Diversos estudos têm demonstrado a importância da formação dos prestadores de cuidados no domínio da Educação de Infância, especificamente de crianças mais novas. Arnett (1989), num estudo no qual participaram 59 prestadores de cuidados, verificou que os adultos que tinham completado uma formação de quatro anos em Educação de Infância eram mais competentes no seu trabalho do que os adultos que tinham substancialmente menos formação ou que não tinham qualquer formação na área. Além disso, os prestadores com alguma formação, ainda que muito básica, eram menos autoritários e mais positivos e menos distantes na sua relação com as crianças, do que os que não tinham qualquer formação. Educação, formação e cuidados estão interligados (Portugal, 1998a), exigindo que os educadores tenham conhecimentos acerca do desenvolvimento e dos comportamentos da criança com menos de 3 anos de idade, sejam capazes de compreender e reflectir acerca das diferentes necessidades de cada criança e sejam capazes de promover a exploração, as actividades de aprendizagem e a imaginação da criança. Também a OCDE (2001) reforça a importância de se promover a adequada formação (inicial e contínua) dos profissionais que trabalham em instituições de educação de infância, considerando que há lacunas comuns a vários países, nomeadamente nas áreas: trabalho com os pais, trabalho com bebés e crianças com menos de 3 anos de idade, educação especial e bilingue/multicultural, investigação e avaliação.

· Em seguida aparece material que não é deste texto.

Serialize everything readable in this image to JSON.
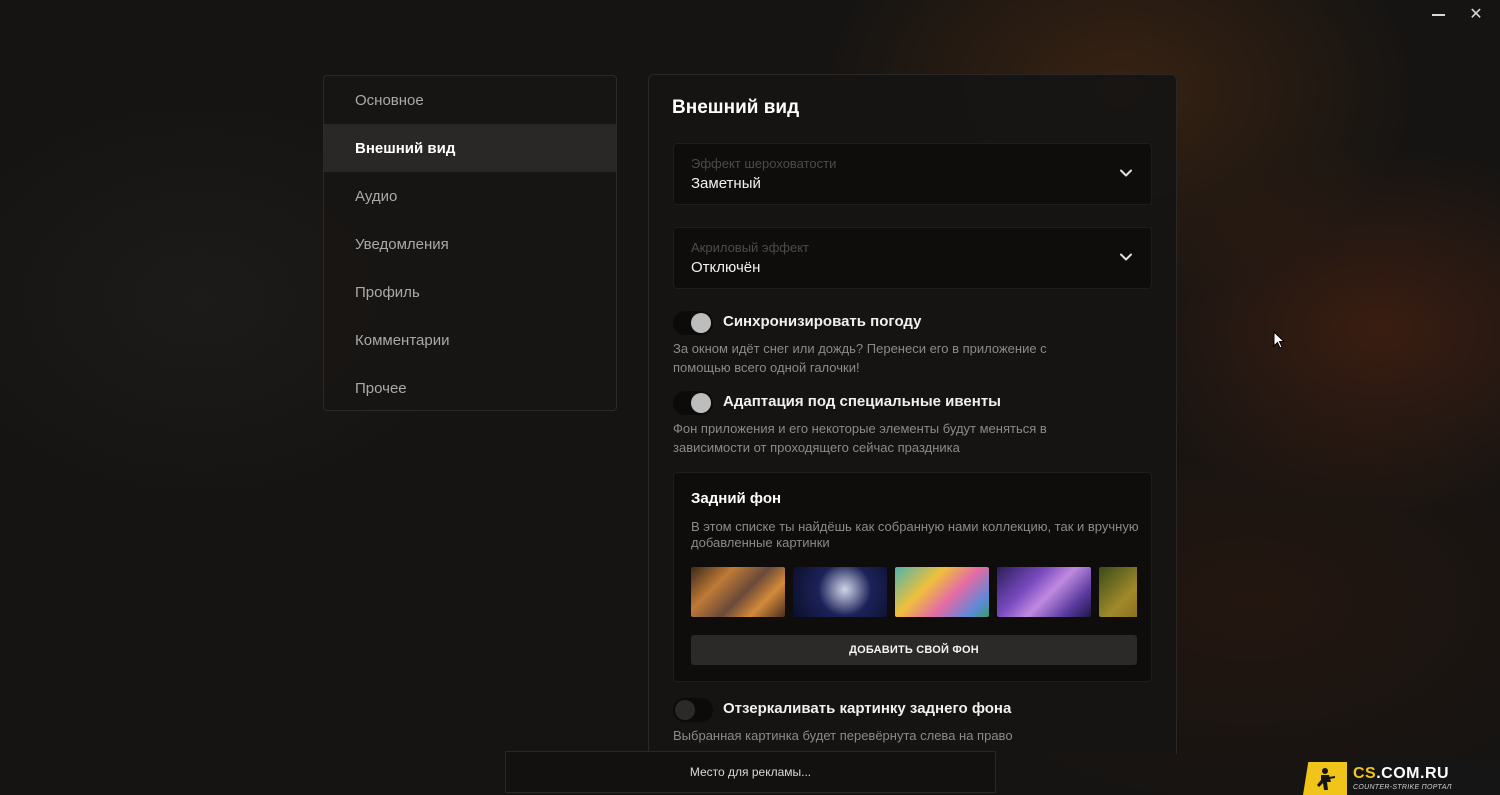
{
  "window": {
    "minimize_icon": "minimize-icon",
    "close_icon": "close-icon",
    "close_glyph": "✕"
  },
  "sidebar": {
    "items": [
      {
        "label": "Основное",
        "active": false
      },
      {
        "label": "Внешний вид",
        "active": true
      },
      {
        "label": "Аудио",
        "active": false
      },
      {
        "label": "Уведомления",
        "active": false
      },
      {
        "label": "Профиль",
        "active": false
      },
      {
        "label": "Комментарии",
        "active": false
      },
      {
        "label": "Прочее",
        "active": false
      }
    ]
  },
  "main": {
    "title": "Внешний вид",
    "roughness": {
      "label": "Эффект шероховатости",
      "value": "Заметный"
    },
    "acrylic": {
      "label": "Акриловый эффект",
      "value": "Отключён"
    },
    "weather": {
      "label": "Синхронизировать погоду",
      "description": "За окном идёт снег или дождь? Перенеси его в приложение с помощью всего одной галочки!",
      "enabled": true
    },
    "events": {
      "label": "Адаптация под специальные ивенты",
      "description": "Фон приложения и его некоторые элементы будут меняться в зависимости от проходящего сейчас праздника",
      "enabled": true
    },
    "background": {
      "title": "Задний фон",
      "description": "В этом списке ты найдёшь как собранную нами коллекцию, так и вручную добавленные картинки",
      "thumbnail_count": 5,
      "add_button": "ДОБАВИТЬ СВОЙ ФОН"
    },
    "mirror": {
      "label": "Отзеркаливать картинку заднего фона",
      "description": "Выбранная картинка будет перевёрнута слева на право",
      "enabled": false
    }
  },
  "ad": {
    "text": "Место для рекламы..."
  },
  "watermark": {
    "main_prefix": "CS",
    "main_suffix": ".COM.RU",
    "sub": "COUNTER-STRIKE ПОРТАЛ"
  }
}
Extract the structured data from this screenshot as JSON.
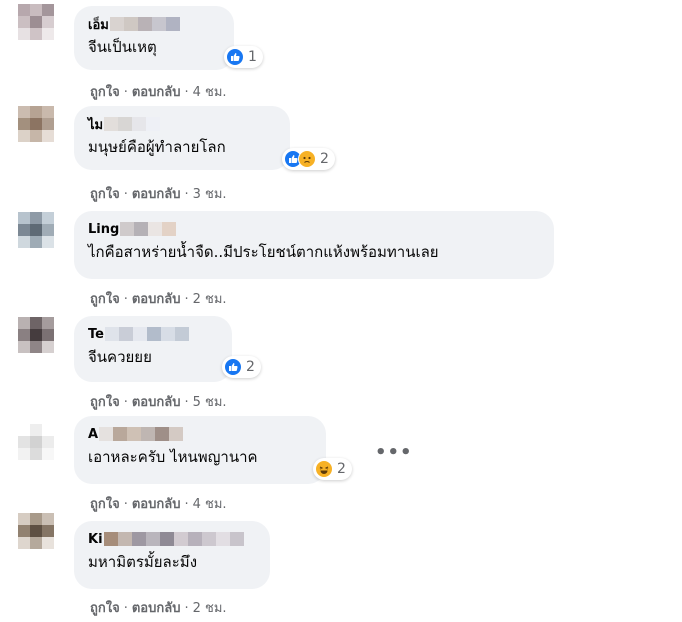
{
  "comments": [
    {
      "name": "เอ็ม",
      "text": "จีนเป็นเหตุ",
      "reaction_count": "1",
      "like": "ถูกใจ",
      "reply": "ตอบกลับ",
      "time": "4 ชม."
    },
    {
      "name": "ไม",
      "text": "มนุษย์คือผู้ทำลายโลก",
      "reaction_count": "2",
      "like": "ถูกใจ",
      "reply": "ตอบกลับ",
      "time": "3 ชม."
    },
    {
      "name": "Ling",
      "text": "ไกคือสาหร่ายน้ำจืด..มีประโยชน์ตากแห้งพร้อมทานเลย",
      "like": "ถูกใจ",
      "reply": "ตอบกลับ",
      "time": "2 ชม."
    },
    {
      "name": "Te",
      "text": "จีนควยยย",
      "reaction_count": "2",
      "like": "ถูกใจ",
      "reply": "ตอบกลับ",
      "time": "5 ชม."
    },
    {
      "name": "A",
      "text": "เอาหละครับ ไหนพญานาค",
      "reaction_count": "2",
      "like": "ถูกใจ",
      "reply": "ตอบกลับ",
      "time": "4 ชม."
    },
    {
      "name": "Ki",
      "text": "มหามิตรมั้ยละมึง",
      "like": "ถูกใจ",
      "reply": "ตอบกลับ",
      "time": "2 ชม."
    }
  ],
  "separator": "·",
  "more_options": "•••",
  "colors": {
    "bubble": "#f0f2f5",
    "meta_text": "#65676b",
    "like_blue": "#1877f2",
    "emoji_yellow": "#f7b125"
  },
  "icons": [
    "like-reaction-icon",
    "sad-reaction-icon",
    "haha-reaction-icon",
    "more-options-icon"
  ]
}
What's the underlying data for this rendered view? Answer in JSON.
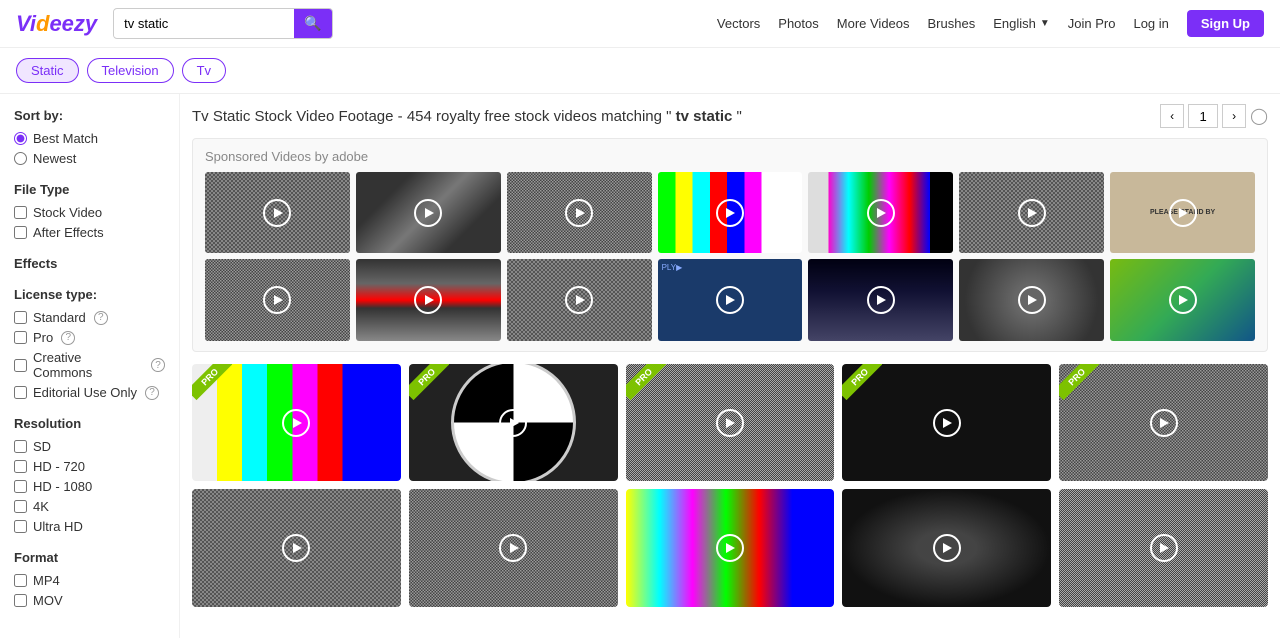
{
  "header": {
    "logo_text": "Videezy",
    "search_value": "tv static",
    "nav": {
      "vectors": "Vectors",
      "photos": "Photos",
      "more_videos": "More Videos",
      "brushes": "Brushes",
      "language": "English",
      "join_pro": "Join Pro",
      "login": "Log in",
      "signup": "Sign Up"
    }
  },
  "tags": [
    "Static",
    "Television",
    "Tv"
  ],
  "sort": {
    "label": "Sort by:",
    "options": [
      "Best Match",
      "Newest"
    ]
  },
  "file_type": {
    "label": "File Type",
    "options": [
      "Stock Video",
      "After Effects"
    ]
  },
  "license": {
    "label": "License type:",
    "options": [
      "Standard",
      "Pro",
      "Creative Commons",
      "Editorial Use Only"
    ]
  },
  "resolution": {
    "label": "Resolution",
    "options": [
      "SD",
      "HD - 720",
      "HD - 1080",
      "4K",
      "Ultra HD"
    ]
  },
  "format": {
    "label": "Format",
    "options": [
      "MP4",
      "MOV"
    ]
  },
  "results": {
    "title": "Tv Static Stock Video Footage",
    "count": "- 454 royalty free stock videos matching",
    "query": " tv static ",
    "page_current": "1",
    "sponsored_label": "Sponsored Videos by adobe"
  },
  "effects": {
    "label": "Effects"
  }
}
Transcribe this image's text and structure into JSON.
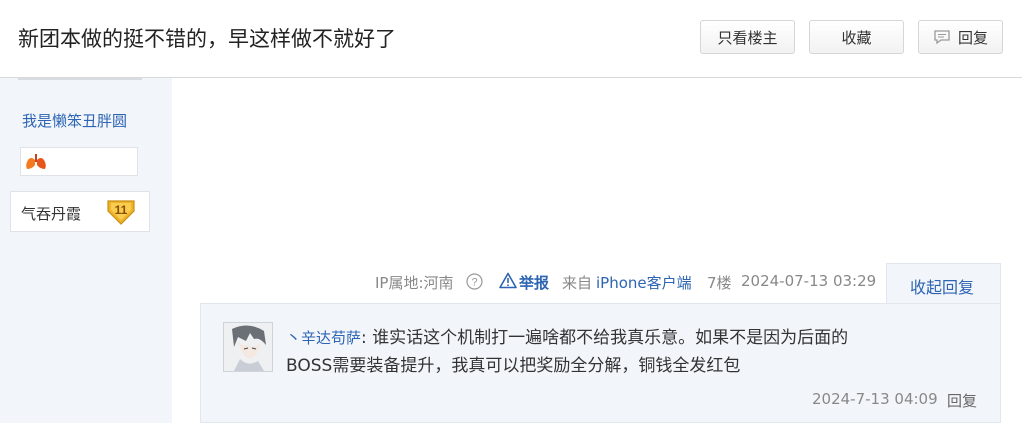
{
  "header": {
    "thread_title": "新团本做的挺不错的，早这样做不就好了",
    "only_author_label": "只看楼主",
    "favorite_label": "收藏",
    "reply_label": "回复"
  },
  "sidebar": {
    "username": "我是懒笨丑胖圆",
    "badge_icon": "lung-icon",
    "level_name": "气吞丹霞",
    "level_number": "11"
  },
  "post_meta": {
    "ip_location": "IP属地:河南",
    "report_label": "举报",
    "from_label": "来自",
    "device_label": "iPhone客户端",
    "floor": "7楼",
    "timestamp": "2024-07-13 03:29",
    "collapse_reply_label": "收起回复"
  },
  "comment": {
    "author": "丶辛达苟萨",
    "separator": ":",
    "text_line1": "谁实话这个机制打一遍啥都不给我真乐意。如果不是因为后面的",
    "text_line2": "BOSS需要装备提升，我真可以把奖励全分解，铜钱全发红包",
    "timestamp": "2024-7-13 04:09",
    "reply_label": "回复"
  },
  "colors": {
    "link_blue": "#2d64b3",
    "sidebar_bg": "#f2f6fb",
    "badge_gold": "#f0b429"
  }
}
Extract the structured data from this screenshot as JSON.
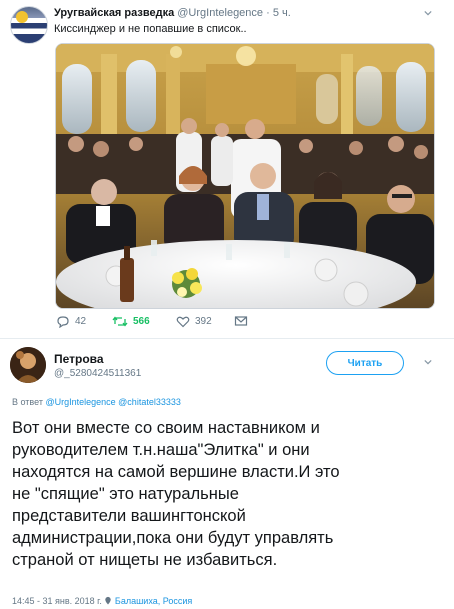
{
  "tweet1": {
    "author_name": "Уругвайская разведка",
    "author_handle": "@UrgIntelegence",
    "separator": "·",
    "time": "5 ч.",
    "text": "Киссинджер и не попавшие в список..",
    "stats": {
      "replies": "42",
      "retweets": "566",
      "likes": "392"
    }
  },
  "tweet2": {
    "author_name": "Петрова",
    "author_handle": "@_5280424511361",
    "follow_label": "Читать",
    "reply_prefix": "В ответ",
    "reply_to": [
      "@UrgIntelegence",
      "@chitatel33333"
    ],
    "text": "Вот они вместе со своим наставником и\nруководителем т.н.наша\"Элитка\" и они\nнаходятся на самой вершине власти.И это\nне \"спящие\" это натуральные\nпредставители вашингтонской\nадминистрации,пока они будут управлять\nстраной от нищеты не избавиться.",
    "timestamp": "14:45 - 31 янв. 2018 г.",
    "location": "Балашиха, Россия"
  },
  "colors": {
    "accent": "#1da1f2",
    "retweet": "#17bf63",
    "muted": "#657786"
  }
}
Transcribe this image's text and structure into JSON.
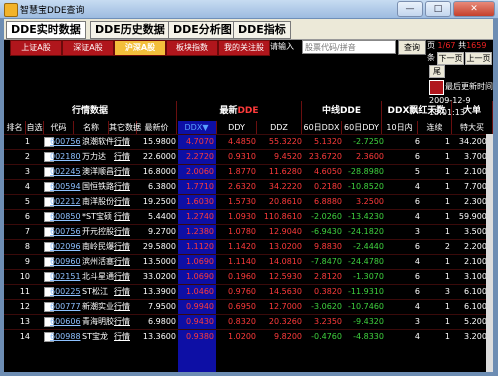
{
  "window": {
    "title": "智慧宝DDE查询",
    "min": "—",
    "max": "□",
    "close": "✕"
  },
  "main_tabs": [
    "DDE实时数据",
    "DDE历史数据",
    "DDE分析图",
    "DDE指标"
  ],
  "market_tabs": [
    "上证A股",
    "深证A股",
    "沪深A股",
    "板块指数",
    "我的关注股"
  ],
  "search": {
    "label": "请输入",
    "placeholder": "股票代码/拼音",
    "button": "查询"
  },
  "pager": {
    "label_page": "页",
    "current": "1/67",
    "label_total": "共",
    "total": "1659",
    "label_tiao": "条",
    "btn_prev": "下一页",
    "btn_next": "上一页",
    "btn_last": "尾页",
    "refresh": "最后更新时间",
    "date": "2009-12-9",
    "time": "15:01:13"
  },
  "colors": {
    "red": "#ff3b3b",
    "green": "#3fd23f",
    "ddx_bg": "#0d0fa5",
    "header_bg": "#000000"
  },
  "table": {
    "group_headers": {
      "market": "行情数据",
      "latest": "最新",
      "latest_sub": "DDE",
      "mid": "中线DDE",
      "ddx_days": "DDX飘红天数",
      "big": "大单"
    },
    "columns": [
      "排名",
      "自选",
      "代码",
      "名称",
      "其它数据",
      "最新价",
      "DDX▼",
      "DDY",
      "DDZ",
      "60日DDX",
      "60日DDY",
      "10日内",
      "连续",
      "特大买"
    ],
    "rows": [
      {
        "rank": "1",
        "code": "600756",
        "name": "浪潮软件",
        "hq": "行情",
        "price": "15.9800",
        "ddx": "4.7070",
        "ddy": "4.4850",
        "ddz": "55.3220",
        "ddx60": "5.1320",
        "ddy60": "-2.7250",
        "d10": "6",
        "lx": "1",
        "tdm": "34.2000"
      },
      {
        "rank": "2",
        "code": "002180",
        "name": "万力达",
        "hq": "行情",
        "price": "22.6000",
        "ddx": "2.2720",
        "ddy": "0.9310",
        "ddz": "9.4520",
        "ddx60": "23.6720",
        "ddy60": "2.3600",
        "d10": "6",
        "lx": "1",
        "tdm": "3.7000"
      },
      {
        "rank": "3",
        "code": "002245",
        "name": "澳洋顺昌",
        "hq": "行情",
        "price": "16.8000",
        "ddx": "2.0060",
        "ddy": "1.8770",
        "ddz": "11.6280",
        "ddx60": "4.6050",
        "ddy60": "-28.8980",
        "d10": "5",
        "lx": "1",
        "tdm": "2.1000"
      },
      {
        "rank": "4",
        "code": "600594",
        "name": "国恒铁路",
        "hq": "行情",
        "price": "6.3800",
        "ddx": "1.7710",
        "ddy": "2.6320",
        "ddz": "34.2220",
        "ddx60": "0.2180",
        "ddy60": "-10.8520",
        "d10": "4",
        "lx": "1",
        "tdm": "7.7000"
      },
      {
        "rank": "5",
        "code": "002212",
        "name": "南洋股份",
        "hq": "行情",
        "price": "19.2500",
        "ddx": "1.6030",
        "ddy": "1.5730",
        "ddz": "20.8610",
        "ddx60": "6.8880",
        "ddy60": "3.2500",
        "d10": "6",
        "lx": "1",
        "tdm": "2.3000"
      },
      {
        "rank": "6",
        "code": "600850",
        "name": "*ST宝硕",
        "hq": "行情",
        "price": "5.4400",
        "ddx": "1.2740",
        "ddy": "1.0930",
        "ddz": "110.8610",
        "ddx60": "-2.0260",
        "ddy60": "-13.4230",
        "d10": "4",
        "lx": "1",
        "tdm": "59.9000"
      },
      {
        "rank": "7",
        "code": "600756",
        "name": "开元控股",
        "hq": "行情",
        "price": "9.2700",
        "ddx": "1.2380",
        "ddy": "1.0780",
        "ddz": "12.9040",
        "ddx60": "-6.9430",
        "ddy60": "-24.1820",
        "d10": "3",
        "lx": "1",
        "tdm": "3.5000"
      },
      {
        "rank": "8",
        "code": "002096",
        "name": "南岭民爆",
        "hq": "行情",
        "price": "29.5800",
        "ddx": "1.1120",
        "ddy": "1.1420",
        "ddz": "13.0200",
        "ddx60": "9.8830",
        "ddy60": "-2.4440",
        "d10": "6",
        "lx": "2",
        "tdm": "2.2000"
      },
      {
        "rank": "9",
        "code": "600960",
        "name": "滨州活塞",
        "hq": "行情",
        "price": "13.5000",
        "ddx": "1.0690",
        "ddy": "1.1140",
        "ddz": "14.0810",
        "ddx60": "-7.8470",
        "ddy60": "-24.4780",
        "d10": "4",
        "lx": "1",
        "tdm": "2.1000"
      },
      {
        "rank": "10",
        "code": "002151",
        "name": "北斗星通",
        "hq": "行情",
        "price": "33.0200",
        "ddx": "1.0690",
        "ddy": "0.1960",
        "ddz": "12.5930",
        "ddx60": "2.8120",
        "ddy60": "-1.3070",
        "d10": "6",
        "lx": "1",
        "tdm": "3.1000"
      },
      {
        "rank": "11",
        "code": "600225",
        "name": "ST松江",
        "hq": "行情",
        "price": "13.3900",
        "ddx": "1.0460",
        "ddy": "0.9760",
        "ddz": "14.5630",
        "ddx60": "0.3820",
        "ddy60": "-11.9310",
        "d10": "6",
        "lx": "3",
        "tdm": "6.1000"
      },
      {
        "rank": "12",
        "code": "600777",
        "name": "新潮实业",
        "hq": "行情",
        "price": "7.9500",
        "ddx": "0.9940",
        "ddy": "0.6950",
        "ddz": "12.7000",
        "ddx60": "-3.0620",
        "ddy60": "-10.7460",
        "d10": "4",
        "lx": "1",
        "tdm": "6.1000"
      },
      {
        "rank": "13",
        "code": "600606",
        "name": "青海明胶",
        "hq": "行情",
        "price": "6.9800",
        "ddx": "0.9430",
        "ddy": "0.8320",
        "ddz": "20.3260",
        "ddx60": "3.2350",
        "ddy60": "-9.4320",
        "d10": "3",
        "lx": "1",
        "tdm": "5.2000"
      },
      {
        "rank": "14",
        "code": "600988",
        "name": "ST宝龙",
        "hq": "行情",
        "price": "13.3600",
        "ddx": "0.9380",
        "ddy": "1.0200",
        "ddz": "9.8200",
        "ddx60": "-0.4760",
        "ddy60": "-4.8330",
        "d10": "4",
        "lx": "1",
        "tdm": "3.2000"
      }
    ]
  }
}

A OCDE verificou que em alguns países, entre os quais Portugal, a divisão que na prática se estabelece entre cuidados e educação tem consequências ao nível da formação dos profissionais, bem como nos salários e nas condições de

Capítulo II

62

trabalho. Nas instituições ligadas à Segurança Social, os profissionais têm níveis inferiores de educação formal, menos especialização na área de educação de infância e piores condições de trabalho do que os profissionais que trabalham integrados no sistema educativo. Quando todos os serviços se encontram sob a responsabilidade do mesmo Ministério, geralmente a qualificação do pessoal que trabalha com todas as crianças, do nascimento aos 6 anos de idade, é superior (OCDE, 2001).

Jensen (1994) reforça a ideia da importância da formação dos profissionais, referindo que a principal razão para o sucesso dos serviços de educação e cuidados na Dinamarca é o nível de formação do pessoal. A formação dos profissionais de educação de infância coloca uma grande ênfase no desenvolvimento pessoal dos alunos, encoraja o desenvolvimento de competências culturais e inclui períodos extensos de prática. Outros autores, como Jalongo et al. (2004), definem mesmo as áreas de competência essenciais dos profissionais de educação de infância, incluindo: história e filosofia da educação de infância; crescimento, desenvolvimento e aprendizagem das crianças; saúde, segurança e nutrição; desenvolvimento e implementação do currículo; práticas adequadas de avaliação e gestão dos serviços; competências de colaboração e profissionalismo; e desempenho eficaz durante a prática supervisionada e estágio. Cochran e colaboradores (2000) referem que a visão tradicional de que todas as mulheres gostam de crianças e que todas têm uma habilidade natural para prestarem bons cuidados é um mito, acrescentando que “muitas mulheres e muitos homens que gostam de crianças não têm a paciência ou as competências para serem bons educadores de infância e bons prestadores de cuidados” (Cochran et al., 2000, p. 1).